As a Black woman in a leadership position, I owe much of my success to the meaningful relationships that I’ve put effort into creating and nurturing over the years — in both my personal and professional lives.
Having the drive to connect deeply with people, especially in person, offers huge advantages; each person is an introduction to another person, a unique skill, a new opportunity or something you’ll inevitably learn about yourself. It really is the best way to achieve success.
But it can be difficult to make these connections today, since Covid has forced distance between many of us. That’s why it has never been more important to take stock of people in your circle and strengthen your connection with them.
Here are my tips on how to build truly meaningful relationships:
- Reconnect with people outside of work
Having healthy friendships can enrich your life in so many ways. A support system encourages you to stay strong, or give you a shoulder to lean on when things get tough.

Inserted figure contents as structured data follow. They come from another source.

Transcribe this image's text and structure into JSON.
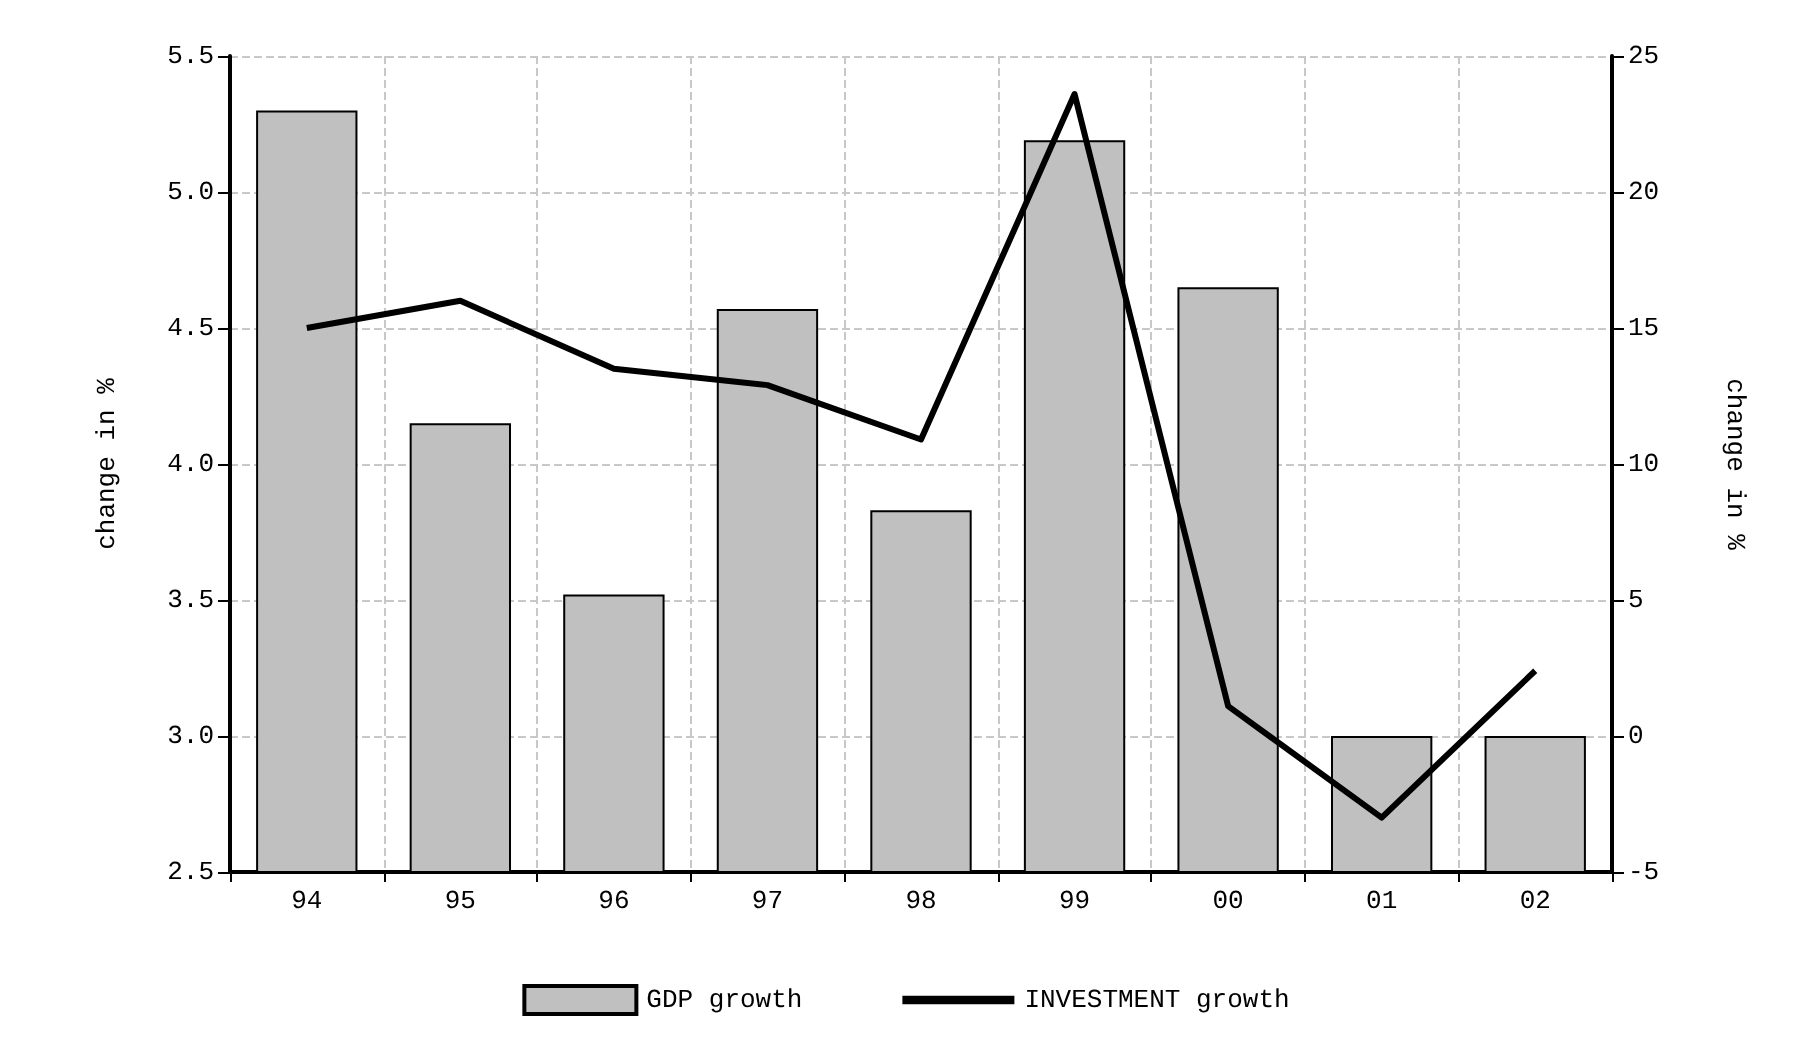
{
  "chart_data": {
    "type": "bar",
    "categories": [
      "94",
      "95",
      "96",
      "97",
      "98",
      "99",
      "00",
      "01",
      "02"
    ],
    "series": [
      {
        "name": "GDP growth",
        "color": "#c0c0c0",
        "values": [
          5.3,
          4.15,
          3.52,
          4.57,
          3.83,
          5.19,
          4.65,
          3.0,
          3.0
        ]
      },
      {
        "name": "INVESTMENT growth",
        "type": "line",
        "axis": "y2",
        "color": "#000000",
        "values": [
          15.0,
          16.0,
          13.5,
          12.9,
          10.9,
          23.6,
          1.1,
          -3.0,
          2.4
        ]
      }
    ],
    "ylabel": "change in %",
    "y2label": "change in %",
    "ylim": [
      2.5,
      5.5
    ],
    "yticks": [
      2.5,
      {
        "value": 3,
        "label": "3.0"
      },
      3.5,
      {
        "value": 4,
        "label": "4.0"
      },
      4.5,
      {
        "value": 5,
        "label": "5.0"
      },
      5.5
    ],
    "y2lim": [
      -5,
      25
    ],
    "y2ticks": [
      -5,
      0,
      5,
      10,
      15,
      20,
      25
    ],
    "grid": true,
    "legend": "bottom",
    "marker": "none",
    "line_style": "solid"
  }
}
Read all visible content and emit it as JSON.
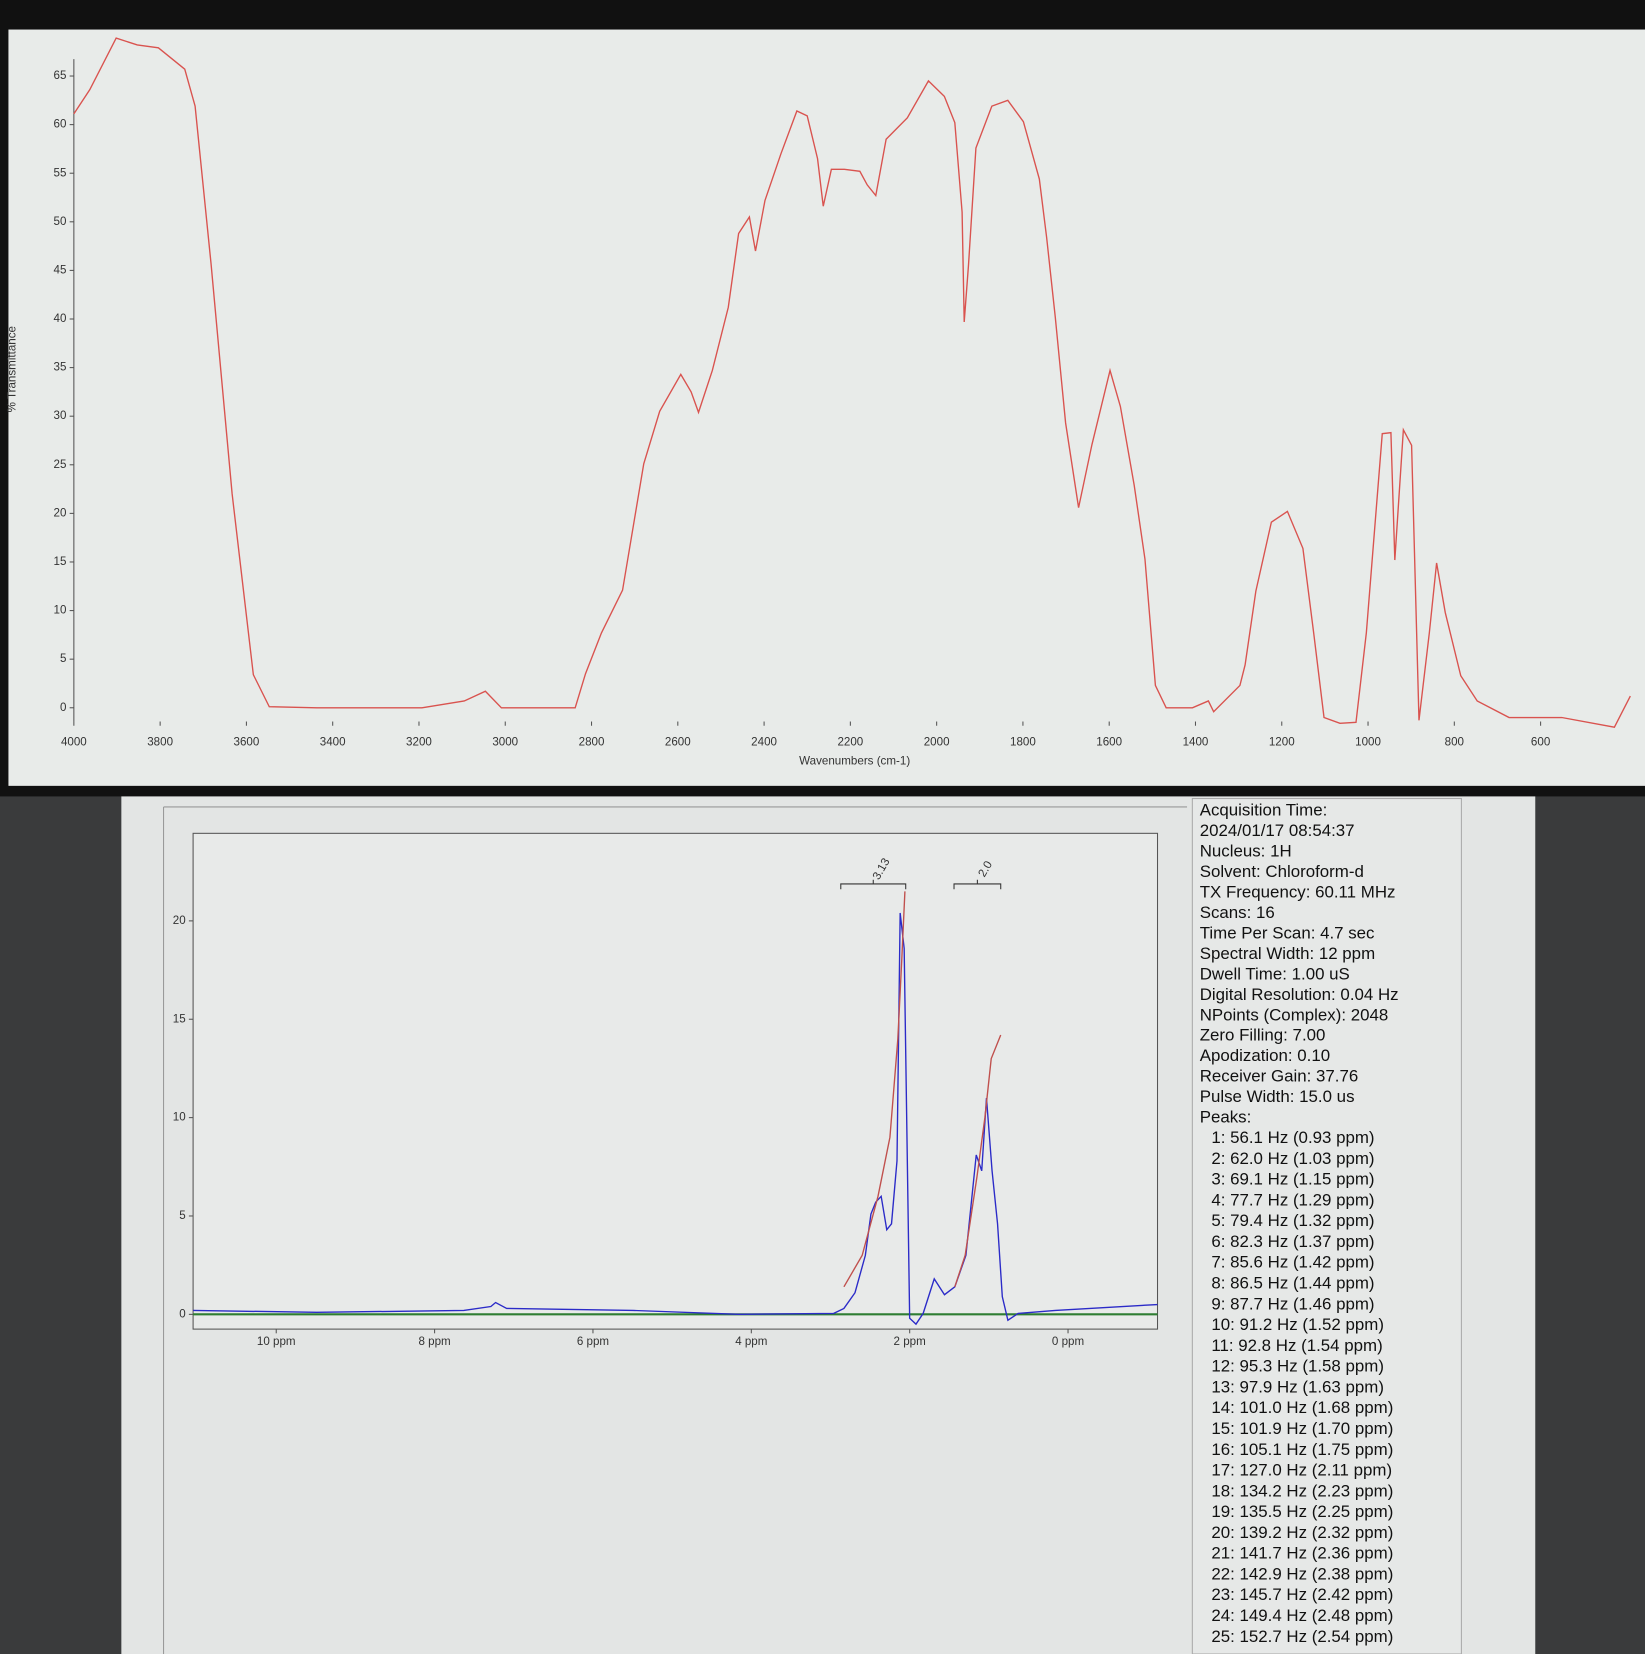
{
  "chart_data": [
    {
      "type": "line",
      "x_label": "Wavenumbers (cm-1)",
      "y_label": "% Transmittance",
      "xlim": [
        4000,
        380
      ],
      "ylim": [
        -2.5,
        70
      ],
      "xticks": [
        4000,
        3800,
        3600,
        3400,
        3200,
        3000,
        2800,
        2600,
        2400,
        2200,
        2000,
        1800,
        1600,
        1400,
        1200,
        1000,
        800,
        600
      ],
      "yticks": [
        0,
        5,
        10,
        15,
        20,
        25,
        30,
        35,
        40,
        45,
        50,
        55,
        60,
        65
      ],
      "series": [
        {
          "color": "#d9534f",
          "x": [
            4000,
            3963,
            3902,
            3853,
            3804,
            3743,
            3719,
            3682,
            3633,
            3584,
            3547,
            3437,
            3193,
            3095,
            3046,
            3009,
            2838,
            2814,
            2777,
            2728,
            2679,
            2642,
            2593,
            2569,
            2552,
            2520,
            2483,
            2459,
            2434,
            2420,
            2398,
            2361,
            2324,
            2300,
            2276,
            2263,
            2244,
            2214,
            2178,
            2161,
            2141,
            2117,
            2068,
            2019,
            1982,
            1958,
            1941,
            1936,
            1926,
            1909,
            1872,
            1835,
            1799,
            1762,
            1745,
            1725,
            1701,
            1671,
            1640,
            1598,
            1574,
            1542,
            1517,
            1493,
            1468,
            1407,
            1370,
            1358,
            1297,
            1285,
            1260,
            1224,
            1187,
            1151,
            1126,
            1102,
            1065,
            1028,
            1004,
            967,
            947,
            938,
            918,
            899,
            882,
            858,
            841,
            821,
            785,
            747,
            673,
            551,
            429,
            392
          ],
          "values": [
            61.1,
            63.6,
            68.9,
            68.2,
            67.9,
            65.7,
            61.9,
            45.7,
            22.0,
            3.4,
            0.1,
            0,
            0,
            0.7,
            1.7,
            0,
            0,
            3.5,
            7.7,
            12.1,
            25.1,
            30.5,
            34.3,
            32.5,
            30.4,
            34.7,
            41.2,
            48.8,
            50.5,
            47.0,
            52.2,
            57.0,
            61.4,
            60.9,
            56.5,
            51.6,
            55.4,
            55.4,
            55.2,
            53.8,
            52.7,
            58.5,
            60.7,
            64.5,
            62.9,
            60.2,
            51.0,
            39.7,
            45.6,
            57.6,
            61.9,
            62.5,
            60.3,
            54.4,
            48.4,
            40.2,
            29.3,
            20.6,
            27.1,
            34.7,
            31.0,
            22.9,
            15.3,
            2.3,
            0,
            0,
            0.7,
            -0.4,
            2.3,
            4.4,
            12.0,
            19.1,
            20.2,
            16.4,
            7.7,
            -1.0,
            -1.6,
            -1.5,
            7.7,
            28.2,
            28.3,
            15.2,
            28.6,
            27.0,
            -1.3,
            7.7,
            14.9,
            9.8,
            3.3,
            0.7,
            -1.0,
            -1.0,
            -2.0,
            1.2
          ]
        }
      ]
    },
    {
      "type": "line",
      "xlim": [
        11.05,
        -1.13
      ],
      "ylim": [
        -0.75,
        24.45
      ],
      "xticks": [
        {
          "value": 10,
          "label": "10 ppm"
        },
        {
          "value": 8,
          "label": "8 ppm"
        },
        {
          "value": 6,
          "label": "6 ppm"
        },
        {
          "value": 4,
          "label": "4 ppm"
        },
        {
          "value": 2,
          "label": "2 ppm"
        },
        {
          "value": 0,
          "label": "0 ppm"
        }
      ],
      "yticks": [
        0,
        5,
        10,
        15,
        20
      ],
      "series": [
        {
          "color": "#2b2bc8",
          "x": [
            11.05,
            9.49,
            7.63,
            7.29,
            7.23,
            7.09,
            5.49,
            4.16,
            2.96,
            2.83,
            2.69,
            2.56,
            2.49,
            2.43,
            2.36,
            2.29,
            2.23,
            2.16,
            2.12,
            2.07,
            2.0,
            1.92,
            1.83,
            1.69,
            1.56,
            1.43,
            1.29,
            1.16,
            1.09,
            1.03,
            0.96,
            0.89,
            0.83,
            0.76,
            0.63,
            0.16,
            -1.13
          ],
          "values": [
            0.2,
            0.1,
            0.2,
            0.4,
            0.6,
            0.3,
            0.2,
            0,
            0.05,
            0.3,
            1.1,
            3.0,
            5.1,
            5.7,
            6.0,
            4.3,
            4.6,
            7.8,
            20.4,
            18.6,
            -0.2,
            -0.5,
            0.05,
            1.8,
            1.0,
            1.4,
            3.0,
            8.1,
            7.3,
            11.0,
            7.3,
            4.6,
            0.9,
            -0.3,
            0.05,
            0.2,
            0.5
          ]
        },
        {
          "color": "#c0504d",
          "x": [
            2.83,
            2.6,
            2.4,
            2.25,
            2.15,
            2.1,
            2.06
          ],
          "values": [
            1.4,
            3,
            6,
            9,
            14,
            18,
            21.5
          ]
        },
        {
          "color": "#c0504d",
          "x": [
            1.43,
            1.3,
            1.15,
            1.05,
            0.97,
            0.85
          ],
          "values": [
            1.4,
            3,
            7,
            10,
            13,
            14.2
          ]
        }
      ],
      "integrals": [
        {
          "value": 3.13,
          "range": [
            2.87,
            2.05
          ]
        },
        {
          "value": 2.0,
          "label": "2.0",
          "range": [
            1.44,
            0.85
          ]
        }
      ]
    }
  ],
  "acquisition": {
    "lines": [
      "Acquisition Time:",
      " 2024/01/17 08:54:37",
      "Nucleus: 1H",
      "Solvent: Chloroform-d",
      "TX Frequency: 60.11 MHz",
      "Scans: 16",
      "Time Per Scan: 4.7 sec",
      "Spectral Width: 12 ppm",
      "Dwell Time: 1.00 uS",
      "Digital Resolution: 0.04 Hz",
      "NPoints (Complex): 2048",
      "Zero Filling: 7.00",
      "Apodization: 0.10",
      "Receiver Gain: 37.76",
      "Pulse Width: 15.0 us",
      "Peaks:"
    ],
    "peaks": [
      "1:  56.1 Hz (0.93 ppm)",
      "2:  62.0 Hz (1.03 ppm)",
      "3:  69.1 Hz (1.15 ppm)",
      "4:  77.7 Hz (1.29 ppm)",
      "5:  79.4 Hz (1.32 ppm)",
      "6:  82.3 Hz (1.37 ppm)",
      "7:  85.6 Hz (1.42 ppm)",
      "8:  86.5 Hz (1.44 ppm)",
      "9:  87.7 Hz (1.46 ppm)",
      "10:  91.2 Hz (1.52 ppm)",
      "11:  92.8 Hz (1.54 ppm)",
      "12:  95.3 Hz (1.58 ppm)",
      "13:  97.9 Hz (1.63 ppm)",
      "14:  101.0 Hz (1.68 ppm)",
      "15:  101.9 Hz (1.70 ppm)",
      "16:  105.1 Hz (1.75 ppm)",
      "17:  127.0 Hz (2.11 ppm)",
      "18:  134.2 Hz (2.23 ppm)",
      "19:  135.5 Hz (2.25 ppm)",
      "20:  139.2 Hz (2.32 ppm)",
      "21:  141.7 Hz (2.36 ppm)",
      "22:  142.9 Hz (2.38 ppm)",
      "23:  145.7 Hz (2.42 ppm)",
      "24:  149.4 Hz (2.48 ppm)",
      "25:  152.7 Hz (2.54 ppm)"
    ]
  }
}
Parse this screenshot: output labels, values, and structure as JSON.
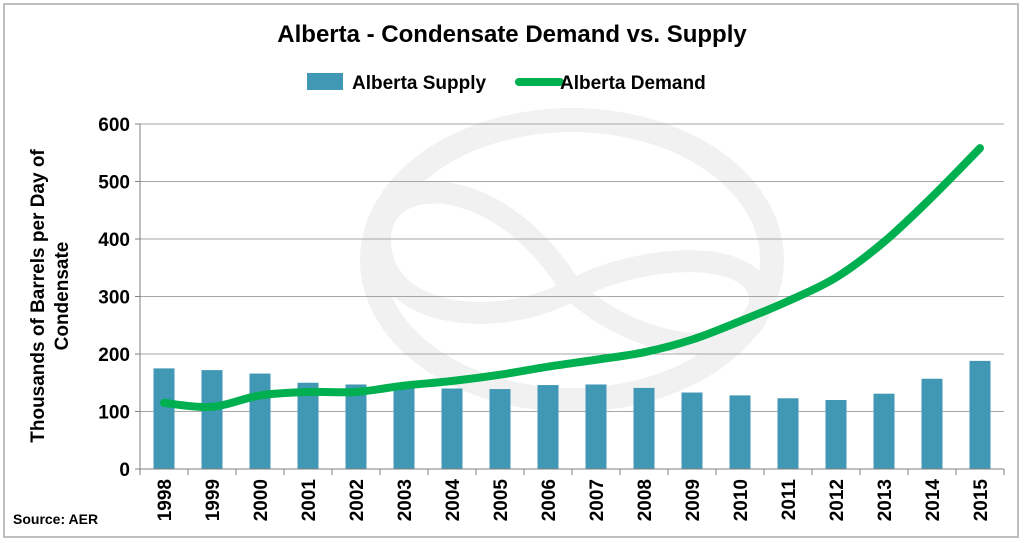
{
  "chart_data": {
    "type": "bar",
    "title": "Alberta - Condensate Demand vs. Supply",
    "ylabel_lines": [
      "Thousands of Barrels per Day of",
      "Condensate"
    ],
    "xlabel": "",
    "ylim": [
      0,
      600
    ],
    "yticks": [
      0,
      100,
      200,
      300,
      400,
      500,
      600
    ],
    "grid": true,
    "legend_position": "top",
    "categories": [
      "1998",
      "1999",
      "2000",
      "2001",
      "2002",
      "2003",
      "2004",
      "2005",
      "2006",
      "2007",
      "2008",
      "2009",
      "2010",
      "2011",
      "2012",
      "2013",
      "2014",
      "2015"
    ],
    "series": [
      {
        "name": "Alberta Supply",
        "type": "bar",
        "color": "#4198B4",
        "values": [
          175,
          172,
          166,
          150,
          147,
          143,
          140,
          139,
          146,
          147,
          141,
          133,
          128,
          123,
          120,
          131,
          157,
          188
        ]
      },
      {
        "name": "Alberta Demand",
        "type": "line",
        "color": "#00B050",
        "values": [
          115,
          108,
          128,
          134,
          134,
          145,
          153,
          164,
          178,
          190,
          203,
          225,
          257,
          292,
          333,
          395,
          473,
          558
        ]
      }
    ],
    "source": "Source: AER",
    "watermark": "infinity-logo"
  }
}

But maintaining friendships takes a lot of effort. In fact, research shows that as we age, we’re not only more likely to grow apart from our existing friends, but it also becomes harder to make new ones. We may get distracted by our careers or personal life events. The more we grow into adulthood, the harder it becomes to balance and responsibilities.
Still, whether it’s a college friend, an old co-worker, or maybe a former roommate, make it a point to reach out. Ask them how they’re doing. Even with friends who you think are mentally strong and capable of holding it all together, checking in without asking for anything in return can strengthen your relationship even more.
However, be selective about who you choose to reconnect with. I always ask myself: Do I have the energy, headspace and time to stay connected with this person? For those who I do want to prioritize, I pick up the phone or text them. I also like sharing funny memes; it’s a way to keep things light and spark some laughter.
- Practice the ‘Shine Theory’
Aminatou Sow and Ann Friedman, co-authors of “Big Friendship: How We Keep Each Other Close,” coined the “Shine Theory” — which I am a true believer of.
The theory is about having an investment, over the long term, in helping someone be their best self — and relying on their help in return. Make the decision to bring your full self to your relationships (with friends, family, co-workers, folks in your professional network, etc.) and to not let insecurity or envy ravage them.
As Sow and Friedman put it: “It’s a commitment to asking, ‘Would we be better as collaborators than as competitors?’”
The answer is almost always yes.
Certainly, this takes effort. But I’ve found so much value in publicly acknowledging others when they achieve something great — whether it’s re-tweeting, re-posting or sharing on social media about their impressive accomplishments.
I do this especially with my female peers. The small gestures exemplify the Sunshine Theory to other women. (And let’s be real, it feels amazing to celebrate other women and their successes.)
- Build a personal connection with your co-workers
It’s easy to only focus on tasks and deadlines during the workweek. We feel there isn’t time to have a real conversation that isn’t about planning next week’s agenda, for example. You might even think: I’m on calls and meetings with this person all the time anyway, so why the need?
Doing our jobs at work is what brings us together, but there’s something uplifting about Slacking or calling a co-worker and saying, for example, “Hey, how are you doing in this moment? I heard you’re moving to a new apartment. That must be exciting!”
My days are filled with meetings, and it can be so exhausting to always talk about work that I sometimes just want to hear how people doing. What’s new with them? What’s annoying them? Is there anything I can help with? Where are they finding joy? What TV shows are they watching?
Also, check in with team members across all levels, like the manager of a team you work closely with. They will view you in a new light — and make you seem more personable, thoughtful and likeable.
- Find creative ways to make new connections
When I first started at Google in 2014, I came across several fascinating people who I wanted to get to know better.
So I started hosting quarterly supper clubs to build relationships with them. I also invited people who didn’t work at the company, but had backgrounds rooted in news media, technology, entertainment and journalism.
At the end of each dinner, I’d ask: “Who should be here tonight, but isn’t?” Those names became the list of people I invited to the next gathering.
Of course, due to Covid, it’s not possible to host an in-person networking supper club. But there are several creative alternatives to consider, like hosting a virtual cocktail hour on Skype or Google Hangouts.